Knowledge graph evolution: Platforms that speak your language
Knowledge graphs are among the most important technologies for the 2020s. Here is how they are evolving, with vendors and standard bodies listening, and platforms becoming fluent in many query languages
This may come as a shock if you’ve first encountered knowledge graphs in Gartner’s hype cycles and trends, or in the extensive coverage they are getting lately. But here it is: Knowledge graph technology is about 20 years old. This, however, does not mean it’s stagnating — on the contrary.
Gartner predicted that the application of graph processing and graph databases will grow at 100% annually through 2022 to continuously accelerate data preparation and enable more complex and adaptive data science. Graph database vendors seem to verify this across the board: 2019 was a very good year. Having identified knowledge graphs as a key technology for the 2020s, we take a look at how they are evolving.

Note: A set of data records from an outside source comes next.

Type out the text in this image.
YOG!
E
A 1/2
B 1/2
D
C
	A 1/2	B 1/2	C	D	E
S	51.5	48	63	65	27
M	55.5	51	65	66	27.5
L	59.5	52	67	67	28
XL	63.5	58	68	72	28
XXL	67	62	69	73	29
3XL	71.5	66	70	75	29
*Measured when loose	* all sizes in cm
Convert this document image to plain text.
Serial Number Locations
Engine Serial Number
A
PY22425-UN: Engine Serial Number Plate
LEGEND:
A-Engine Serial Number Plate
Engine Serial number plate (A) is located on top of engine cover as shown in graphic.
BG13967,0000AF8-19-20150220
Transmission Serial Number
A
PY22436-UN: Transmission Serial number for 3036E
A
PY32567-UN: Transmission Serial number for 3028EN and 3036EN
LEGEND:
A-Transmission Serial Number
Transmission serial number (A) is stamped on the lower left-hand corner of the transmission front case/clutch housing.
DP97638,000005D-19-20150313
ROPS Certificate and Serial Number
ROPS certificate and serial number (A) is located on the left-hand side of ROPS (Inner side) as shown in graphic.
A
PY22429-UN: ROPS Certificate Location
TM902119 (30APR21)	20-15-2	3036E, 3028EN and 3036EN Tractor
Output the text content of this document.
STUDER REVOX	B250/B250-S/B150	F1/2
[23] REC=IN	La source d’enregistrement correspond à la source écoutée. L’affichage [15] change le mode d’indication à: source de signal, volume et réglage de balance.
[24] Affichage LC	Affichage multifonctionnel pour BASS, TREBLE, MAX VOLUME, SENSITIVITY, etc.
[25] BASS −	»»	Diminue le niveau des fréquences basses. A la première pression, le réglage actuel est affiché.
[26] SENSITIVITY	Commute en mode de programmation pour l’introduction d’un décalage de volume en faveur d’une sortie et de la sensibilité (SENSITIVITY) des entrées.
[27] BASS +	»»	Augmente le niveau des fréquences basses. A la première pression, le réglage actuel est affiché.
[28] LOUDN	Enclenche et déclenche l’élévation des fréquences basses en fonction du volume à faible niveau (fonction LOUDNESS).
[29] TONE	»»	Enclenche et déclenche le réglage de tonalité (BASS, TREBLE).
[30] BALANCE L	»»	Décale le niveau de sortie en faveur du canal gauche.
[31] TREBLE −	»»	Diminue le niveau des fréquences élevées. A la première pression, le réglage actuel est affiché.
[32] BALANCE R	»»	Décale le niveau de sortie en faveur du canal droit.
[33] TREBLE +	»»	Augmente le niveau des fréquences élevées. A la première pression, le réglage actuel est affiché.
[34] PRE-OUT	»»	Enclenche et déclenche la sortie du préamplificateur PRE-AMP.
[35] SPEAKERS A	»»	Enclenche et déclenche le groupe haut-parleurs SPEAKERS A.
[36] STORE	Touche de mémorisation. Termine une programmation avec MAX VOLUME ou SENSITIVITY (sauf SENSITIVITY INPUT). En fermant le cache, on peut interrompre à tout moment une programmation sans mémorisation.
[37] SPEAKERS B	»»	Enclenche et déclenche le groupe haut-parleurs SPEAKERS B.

First, let’s quickly recap those 20 years of history. What we call Knowledge Graphs today has been largely initiated by none other than Tim Berners-Lee in 2001. Berners-Lee, who is also credited as the inventor of the web, published his Semantic Web manifesto in the Scientific American in 2001. The core concepts for Knowledge Graphs have been laid there.
The Semantic Web manifesto was in many ways ahead of its time. Looking back today, we can see some parts of it going strong, while others have faded. Building on a foundation of standards for interoperability, such as Unicode, URIs, and RDF, the core of the vision has always been semantics: instilling meaning in web content.